We have not wings, we cannot soar;
But we have feet to scale and climb
By slow degrees, by more and more,
The cloudy summits of our time.
The Ladder of St. Augustine – Longfellow
A wonderfully sunny start to the day, in complete contrast with last night, lets hope it lasts. Jennifer and I give ourselves a wet wipe bath and its lovely, we feel really clean despite not using the morning “washy washy” water our porters bring us. We do use this water, but only for rubbing over our face and hair to wake us up properly and to brush our teeth.

The other morning ritual is “bed tea”, which is the morning cuppa. This is the first wake up call of the day but we are usually washing ourselves at this point so we ask them to leave it in the porch area.
We had breakfast with the sun breaking over Kili, it was lovely, lots of cloud up on the summit though, hopefully it wont be there when we summit.

We started off across the Shira Plateau again this morning at around 8.30am, again I found the going difficult so I’d dropped behind by the time it started raining at 10.00am. This time it was a combination of rain and low cloud, so just as wet, but not heavy rain.

I’m finding it really hard to breath at this altitude. Luckily the plateau starts to climb towards its south eastern edge and this slowed the pace down a bit and by keeping a steady pace I was able to catch them up by about 11.00am.

By the time we got up to the Shira Cathedral, a large promontory, I was starting to feel really good, we dropped our packs at the bottom of the cathedral and, after a short rest, we climbed up to the top (3,800m) by around 12 noon. I felt really strong for once and was bouncing back along the rocks, but maybe I was being too cocky!


We had another short rest next to where we left our packs and then headed north towards our next camp, Shira Hut (3,840m). It was only about 2 hours at a slow pace, but towards the end I was struggling again. There was a steepish rise leading to the camp which I found hard going and I kept stopping to rest. Matthew, our head guide asked if he could take my pack, but I wanted to do this one my own without too much help, I didn’t want to be carried (ok, I was ignoring the fact that we had 47 porters, guides and a cook helping us, but that wasn’t my point).
The rain was getting heavier and as I finally made it up the hill to our camp, about 15 minutes after everyone else, I found my beloved Jennifer waiting for me in the rain.
The camp site was on a flood plain and it was really rocky and the tents weren’t best pitched, but I threw my pack in and we went to join the others for lunch.

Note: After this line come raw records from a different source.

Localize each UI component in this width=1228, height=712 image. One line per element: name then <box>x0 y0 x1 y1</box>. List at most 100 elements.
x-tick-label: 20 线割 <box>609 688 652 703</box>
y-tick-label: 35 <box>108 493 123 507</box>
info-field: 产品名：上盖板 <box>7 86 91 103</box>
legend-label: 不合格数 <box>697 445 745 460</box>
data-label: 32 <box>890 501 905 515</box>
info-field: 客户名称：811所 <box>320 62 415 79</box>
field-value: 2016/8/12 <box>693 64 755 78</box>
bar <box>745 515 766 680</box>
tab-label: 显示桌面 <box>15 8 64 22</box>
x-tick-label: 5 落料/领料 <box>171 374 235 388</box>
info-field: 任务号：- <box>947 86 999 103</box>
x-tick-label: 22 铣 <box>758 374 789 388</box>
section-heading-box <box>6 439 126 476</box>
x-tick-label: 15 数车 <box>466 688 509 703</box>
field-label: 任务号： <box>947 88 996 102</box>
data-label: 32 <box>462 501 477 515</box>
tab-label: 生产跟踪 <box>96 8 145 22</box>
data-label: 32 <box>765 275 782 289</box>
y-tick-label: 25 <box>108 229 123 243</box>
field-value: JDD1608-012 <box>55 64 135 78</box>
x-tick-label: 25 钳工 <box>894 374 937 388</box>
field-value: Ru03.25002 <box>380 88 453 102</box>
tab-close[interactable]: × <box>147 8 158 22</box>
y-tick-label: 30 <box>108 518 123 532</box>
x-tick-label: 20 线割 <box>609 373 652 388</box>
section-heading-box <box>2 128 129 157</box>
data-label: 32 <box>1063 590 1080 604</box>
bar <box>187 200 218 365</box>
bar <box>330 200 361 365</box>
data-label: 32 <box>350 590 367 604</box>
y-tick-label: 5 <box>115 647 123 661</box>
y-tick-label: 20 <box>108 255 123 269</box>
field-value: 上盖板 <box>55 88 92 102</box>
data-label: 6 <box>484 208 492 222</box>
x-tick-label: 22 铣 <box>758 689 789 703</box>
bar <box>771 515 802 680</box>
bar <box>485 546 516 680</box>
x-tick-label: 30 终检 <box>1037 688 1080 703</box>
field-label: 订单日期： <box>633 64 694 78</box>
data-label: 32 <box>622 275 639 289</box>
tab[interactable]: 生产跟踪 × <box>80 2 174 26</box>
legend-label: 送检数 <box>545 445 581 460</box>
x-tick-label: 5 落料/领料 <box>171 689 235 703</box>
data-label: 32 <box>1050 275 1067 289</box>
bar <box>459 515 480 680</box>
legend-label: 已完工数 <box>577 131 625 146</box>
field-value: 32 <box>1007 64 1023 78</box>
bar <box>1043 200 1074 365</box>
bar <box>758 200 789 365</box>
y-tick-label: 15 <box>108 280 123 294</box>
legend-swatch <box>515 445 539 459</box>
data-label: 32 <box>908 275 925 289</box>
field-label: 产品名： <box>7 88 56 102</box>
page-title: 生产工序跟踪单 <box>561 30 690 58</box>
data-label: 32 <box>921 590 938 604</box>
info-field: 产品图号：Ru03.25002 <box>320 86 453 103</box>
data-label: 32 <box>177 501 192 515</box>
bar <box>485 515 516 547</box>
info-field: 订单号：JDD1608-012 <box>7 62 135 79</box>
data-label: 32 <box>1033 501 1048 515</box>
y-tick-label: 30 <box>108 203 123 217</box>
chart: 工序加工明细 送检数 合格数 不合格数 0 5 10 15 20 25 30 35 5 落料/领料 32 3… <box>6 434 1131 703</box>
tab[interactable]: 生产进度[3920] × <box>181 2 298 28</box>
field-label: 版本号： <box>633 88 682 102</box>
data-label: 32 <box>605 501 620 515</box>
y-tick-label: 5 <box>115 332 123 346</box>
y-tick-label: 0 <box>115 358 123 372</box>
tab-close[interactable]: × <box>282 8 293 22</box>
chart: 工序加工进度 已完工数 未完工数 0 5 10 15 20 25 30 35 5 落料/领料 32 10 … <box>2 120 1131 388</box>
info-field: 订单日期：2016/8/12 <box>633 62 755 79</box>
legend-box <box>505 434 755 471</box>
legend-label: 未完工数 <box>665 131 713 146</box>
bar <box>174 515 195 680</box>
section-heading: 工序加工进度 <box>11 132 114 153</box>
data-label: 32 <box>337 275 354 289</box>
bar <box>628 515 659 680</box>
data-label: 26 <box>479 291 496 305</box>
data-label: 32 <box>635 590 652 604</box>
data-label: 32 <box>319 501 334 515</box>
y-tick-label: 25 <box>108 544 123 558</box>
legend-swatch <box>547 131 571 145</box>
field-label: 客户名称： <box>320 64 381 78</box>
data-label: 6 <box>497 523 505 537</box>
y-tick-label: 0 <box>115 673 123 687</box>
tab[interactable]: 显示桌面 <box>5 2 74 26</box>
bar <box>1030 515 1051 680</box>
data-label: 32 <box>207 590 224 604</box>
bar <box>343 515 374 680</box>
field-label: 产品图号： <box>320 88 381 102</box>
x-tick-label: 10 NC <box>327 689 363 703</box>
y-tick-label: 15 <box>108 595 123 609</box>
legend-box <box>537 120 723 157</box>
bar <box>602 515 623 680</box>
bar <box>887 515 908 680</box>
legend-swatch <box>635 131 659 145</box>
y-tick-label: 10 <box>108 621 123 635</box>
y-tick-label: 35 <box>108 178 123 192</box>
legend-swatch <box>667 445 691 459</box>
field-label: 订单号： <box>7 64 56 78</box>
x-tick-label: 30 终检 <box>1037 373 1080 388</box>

We have been walking in the rain for four and a half hours and everything is wet, we hope the weather will be better by tomorrow as we need to get our clothes dry. Hopefully we can get above the clouds tomorrow.
Our tent is starting to look like a Chinese laundry. We have clothes hanging up in each porch and in the inner tent, just trying to get it dry. If we don’t get a couple of rain free days then we’ll be trying to summit in wet clothes and they will freeze on us. We are keeping a set of clothes unused and dry for summit night, just in case it doesn’t stop raining, but our outerwear is just wetted out, as are our gloves.
The porters sound in much better mood tonight, they are laughing and joking really loudly, we’ll have to use ear plugs tonight. They are coping with the same weather we are but their waterproof clothing is a bit makeshift, some of them use plastic bin-liners, whilst others just get wet, but they seem very happy despite the weather.
The loo is a bucket under a wooden seat in a separate tent, and it really stinks. Everyone is trying to hold out as long as they can before visiting it, or just going behind the rocks or bushes. Getting up to go the toilet in the night is turning into a major exercise, not only do you have to get dressed, with both wet and warm clothing, you also have to steel yourself against what you will find there…
Decided to take a diamox to help with my acclimatisation as I seem to be the only one struggling. I’ve also got a constant cough, but I can hear others coughing at night in their tents, so maybe its just a reaction to the cold and rain, rather than the altitude.
Jennifer is also suffering with a cough, but she seems to be coping really well with cold and the rain and has shown little or no sign of altitude sickness yet. In the mess tent tonight, virtually everyone has complained of bad headaches, except me and Jennifer, so maybe we’re all just feeling the altitude in different ways.